Giving Feedback

This resource offers research-informed strategies for providing feedback that is clear, timely, and aligned with your learning objectives. This page defines feedback with research-informed strategies for giving effective feedback, including self-evaluation and peer feedback.

What is Effective Feedback?

Feedback is information shared with learners to help them improve their work. This may include letter grades, rubrics, reflections, comments, and self and peer reviews. Feedback is essential for learners to understand the strengths and areas to improve in their work.

Effective feedback is goal-referenced, tangible and transparent, actionable, user-friendly (specific and personalized), timely, ongoing, consistent (Wiggins, 2012), and growth-focused [“WISE" (Yeager et al., 2014)].
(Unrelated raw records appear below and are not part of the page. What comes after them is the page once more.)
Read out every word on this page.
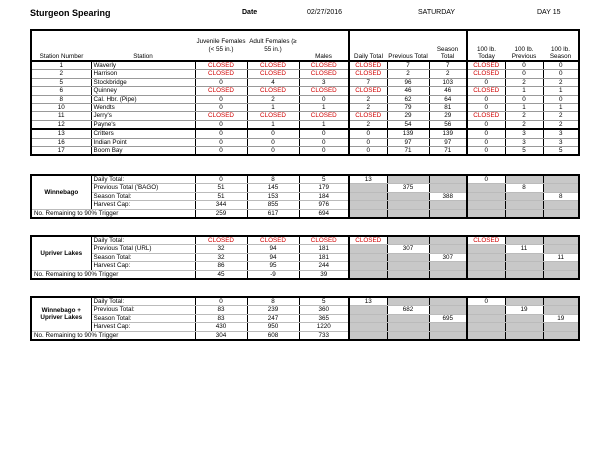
Sturgeon Spearing	Date	02/27/2016	SATURDAY	DAY 15
Station Number	Station	Juvenile Females (< 55 in.)	Adult Females (≥ 55 in.)	Males	Daily Total	Previous Total	Season Total	100 lb. Today	100 lb. Previous	100 lb. Season
1	Waverly	CLOSED	CLOSED	CLOSED	CLOSED	7	7	CLOSED	0	0
2	Harrison	CLOSED	CLOSED	CLOSED	CLOSED	2	2	CLOSED	0	0
5	Stockbridge	0	4	3	7	96	103	0	2	2
6	Quinney	CLOSED	CLOSED	CLOSED	CLOSED	46	46	CLOSED	1	1
8	Cal. Hbr. (Pipe)	0	2	0	2	62	64	0	0	0
10	Wendts	0	1	1	2	79	81	0	1	1
11	Jerry's	CLOSED	CLOSED	CLOSED	CLOSED	29	29	CLOSED	2	2
12	Payne's	0	1	1	2	54	56	0	2	2
13	Critters	0	0	0	0	139	139	0	3	3
16	Indian Point	0	0	0	0	97	97	0	3	3
17	Boom Bay	0	0	0	0	71	71	0	5	5
Winnebago	Daily Total:	0	8	5	13			0		
	Previous Total ('BAGO)	51	145	179		375			8	
	Season Total:	51	153	184			388			8
	Harvest Cap:	344	855	976						
No. Remaining to 90% Trigger		259	617	694						
Upriver Lakes	Daily Total:	CLOSED	CLOSED	CLOSED	CLOSED			CLOSED		
	Previous Total (URL)	32	94	181		307			11	
	Season Total:	32	94	181			307			11
	Harvest Cap:	86	95	244						
No. Remaining to 90% Trigger		45	-9	39						
Winnebago + Upriver Lakes	Daily Total:	0	8	5	13			0		
	Previous Total:	83	239	360		682			19	
	Season Total:	83	247	365			695			19
	Harvest Cap:	430	950	1220						
No. Remaining to 90% Trigger		304	608	733						
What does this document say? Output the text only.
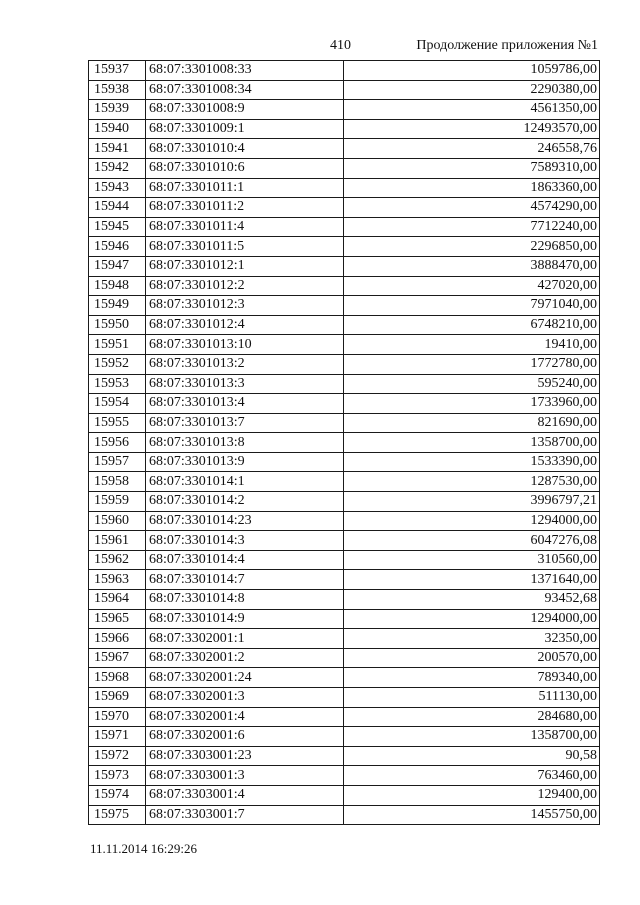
410	Продолжение приложения №1
15937	68:07:3301008:33	1059786,00
15938	68:07:3301008:34	2290380,00
15939	68:07:3301008:9	4561350,00
15940	68:07:3301009:1	12493570,00
15941	68:07:3301010:4	246558,76
15942	68:07:3301010:6	7589310,00
15943	68:07:3301011:1	1863360,00
15944	68:07:3301011:2	4574290,00
15945	68:07:3301011:4	7712240,00
15946	68:07:3301011:5	2296850,00
15947	68:07:3301012:1	3888470,00
15948	68:07:3301012:2	427020,00
15949	68:07:3301012:3	7971040,00
15950	68:07:3301012:4	6748210,00
15951	68:07:3301013:10	19410,00
15952	68:07:3301013:2	1772780,00
15953	68:07:3301013:3	595240,00
15954	68:07:3301013:4	1733960,00
15955	68:07:3301013:7	821690,00
15956	68:07:3301013:8	1358700,00
15957	68:07:3301013:9	1533390,00
15958	68:07:3301014:1	1287530,00
15959	68:07:3301014:2	3996797,21
15960	68:07:3301014:23	1294000,00
15961	68:07:3301014:3	6047276,08
15962	68:07:3301014:4	310560,00
15963	68:07:3301014:7	1371640,00
15964	68:07:3301014:8	93452,68
15965	68:07:3301014:9	1294000,00
15966	68:07:3302001:1	32350,00
15967	68:07:3302001:2	200570,00
15968	68:07:3302001:24	789340,00
15969	68:07:3302001:3	511130,00
15970	68:07:3302001:4	284680,00
15971	68:07:3302001:6	1358700,00
15972	68:07:3303001:23	90,58
15973	68:07:3303001:3	763460,00
15974	68:07:3303001:4	129400,00
15975	68:07:3303001:7	1455750,00
11.11.2014 16:29:26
Strategies for Effective Feedback

Goal-Referenced

Connects feedback directly to specific learning goals or criteria to clarify expectations and support student understanding of success.

Instead of vague comments like “good job” or “weak analysis,” try:
“Your analysis effectively identifies key themes, aligning well with our objective of critical literary analysis.”
“In your presentation, the clear articulation of your hypothesis aligns with our strong goal of developing research questions.”

Tangible and Transparent

Grounds feedback in observable aspects of student work; avoids abstract statements or generalities.
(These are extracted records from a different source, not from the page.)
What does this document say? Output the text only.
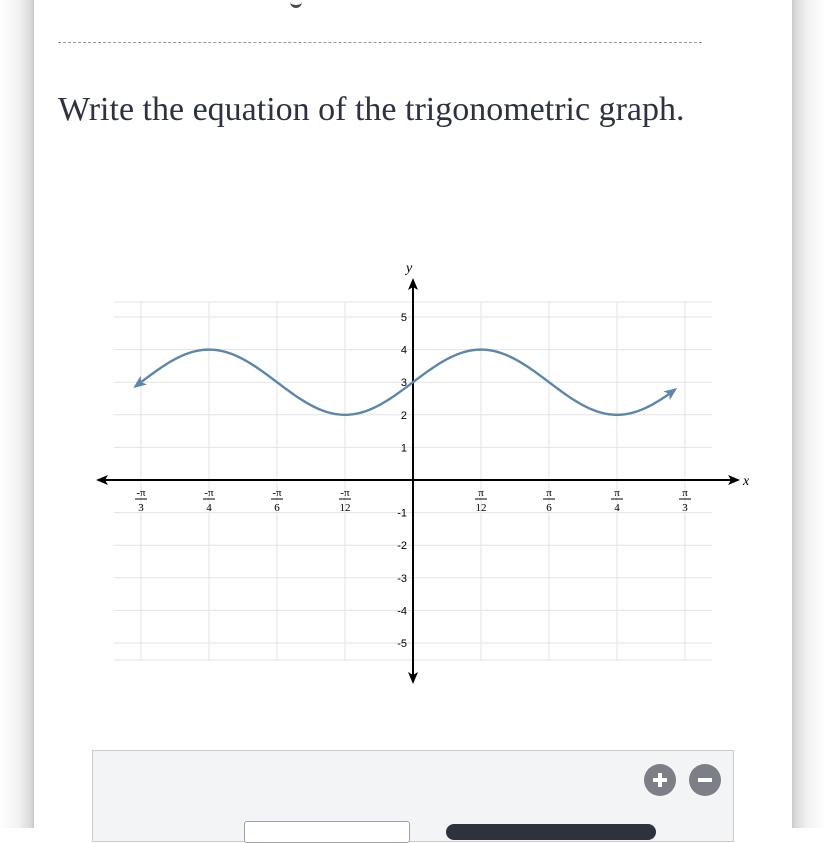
Write the equation of the trigonometric graph.
x
y
-π
3
-π
4
-π
6
-π
12
π
12
π
6
π
4
π
3
5
4
3
2
1
-1
-2
-3
-4
-5
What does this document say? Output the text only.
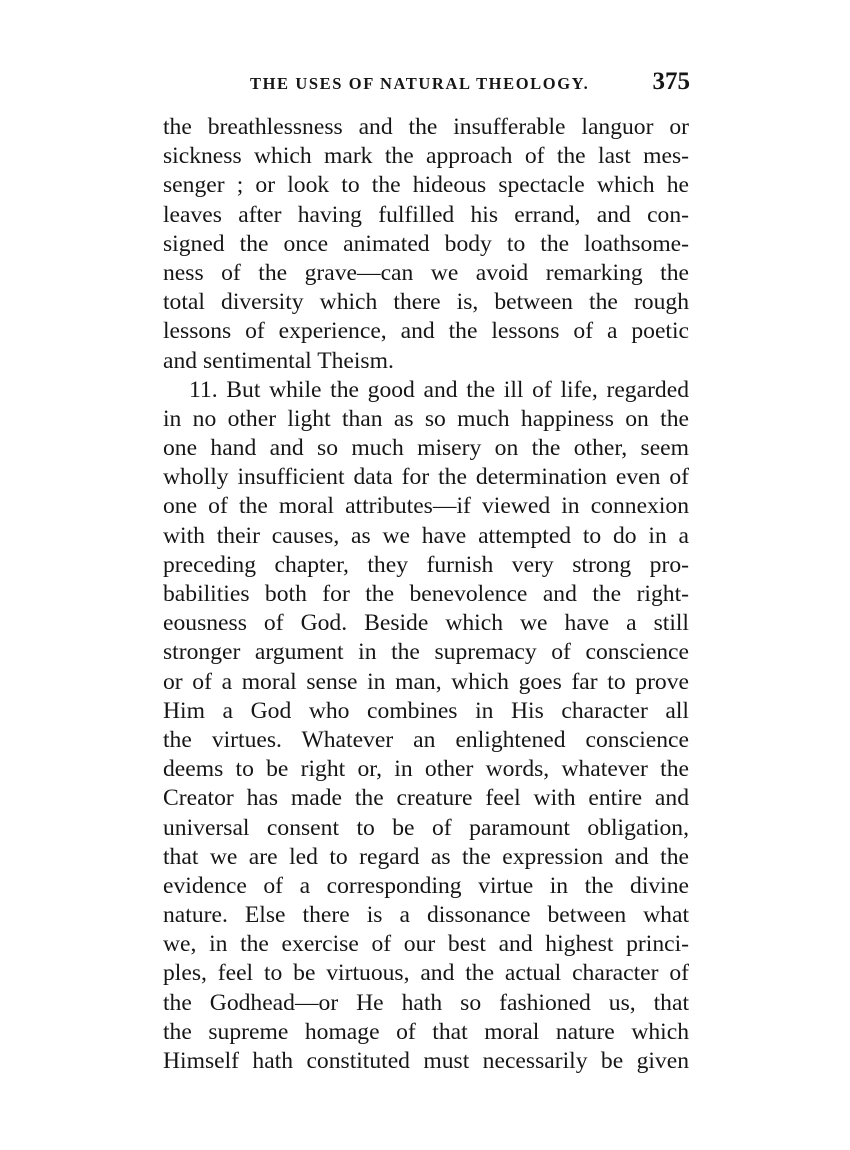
THE USES OF NATURAL THEOLOGY.	375
the breathlessness and the insufferable languor or
sickness which mark the approach of the last mes-
senger ; or look to the hideous spectacle which he
leaves after having fulfilled his errand, and con-
signed the once animated body to the loathsome-
ness of the grave—can we avoid remarking the
total diversity which there is, between the rough
lessons of experience, and the lessons of a poetic
and sentimental Theism.
11. But while the good and the ill of life, regarded
in no other light than as so much happiness on the
one hand and so much misery on the other, seem
wholly insufficient data for the determination even of
one of the moral attributes—if viewed in connexion
with their causes, as we have attempted to do in a
preceding chapter, they furnish very strong pro-
babilities both for the benevolence and the right-
eousness of God. Beside which we have a still
stronger argument in the supremacy of conscience
or of a moral sense in man, which goes far to prove
Him a God who combines in His character all
the virtues. Whatever an enlightened conscience
deems to be right or, in other words, whatever the
Creator has made the creature feel with entire and
universal consent to be of paramount obligation,
that we are led to regard as the expression and the
evidence of a corresponding virtue in the divine
nature. Else there is a dissonance between what
we, in the exercise of our best and highest princi-
ples, feel to be virtuous, and the actual character of
the Godhead—or He hath so fashioned us, that
the supreme homage of that moral nature which
Himself hath constituted must necessarily be given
Rather than “clarify this,” say: “During your group discussion, you provided relevant examples, which helped clarify complex concepts for your peers.” Or: “Your lab report includes all required sections, but the results section lacks detailed data interpretation.”

Actionable

Gives concrete suggestions students can act on to improve their work or performance.

Instead of “make a strong argument,” try: “To strengthen your argument, consider incorporating recent case studies discussed in class.” “Rehearsing your presentation with a peer can help improve your delivery and timing.”

User-Friendly

Uses clear, simple language that students can easily understand and apply to their work. Feedback should feel supportive and individualized.

Use plain language and limit feedback to 1–2 strengths and 1–2 improvement areas. For example: “I appreciated how you structured your introduction. Support your claims with more evidence to make your argument easier to follow.” Avoid academic jargon or overly critical tones.

Timely

Provided while the task is still fresh, giving students time to reflect and act on it.

Provide feedback soon after submission so students can integrate suggestions in upcoming assignments or revisions: “Here’s a quick note on your draft before the final submission—your outline is strong, but watch out for citation consistency.”

Ongoing

Feedback is not a one-time occurrence; it’s built into the learning process through multiple touchpoints.

Use formative strategies like feedback on drafts, exit tickets, or low-stakes quizzes to provide ongoing guidance. Offer feedback at various stages: “This first draft shows a good start. Next, focus on providing evidence for your analysis in paragraphs two and four.”

Consistent

Reinforces standards and expectations, helping students recognize patterns in your feedback and develop consistency in their performance.

Use the same rubric language throughout the term, and revisit learning outcomes when providing feedback. For example: “As in your previous assignment, I’d like to see clearer citations—refer back to our citation checklist.” See TEP Rubric Resources

Growth-Focused (WISE)

Shows belief in students’ ability to succeed, improving motivation and trust, especially for marginalized students.

Add: “I’m giving you these comments because I have high standards and I know you can meet them.” (Yeager et al., 2014)

Self-Assessment and Peer Feedback

Self-assessment and peer feedback are two effective strategies that can be integrated into any course to help students develop metacognitive skills, ultimately enhancing their own performance as well as that of their peers (Kane et al., 2014).

Strategies for Self-Assessment

  • Use Rubrics: Invite students to evaluate their own work using your rubric before submitting it.
  • Guided Reflection Prompts: Ask questions like: “What’s strongest in this work? What needs more development?”
  • Self-Assessment Checklists: Share pre-submission checklists to help students confirm completion.
  • Two-Draft Model: Require a draft with self-assessment before final submission to support revision.

Strategies for Peer Feedback

  • Model Giving Feedback: Use sentence starters like “One strength of your work is…” or “A suggestion for improvement is…”
  • Structured Forms: Use peer review forms or rubrics to focus students’ attention on specific elements.
  • Reflect on Feedback: Ask students to respond to the feedback they receive: “What will you revise based on this?”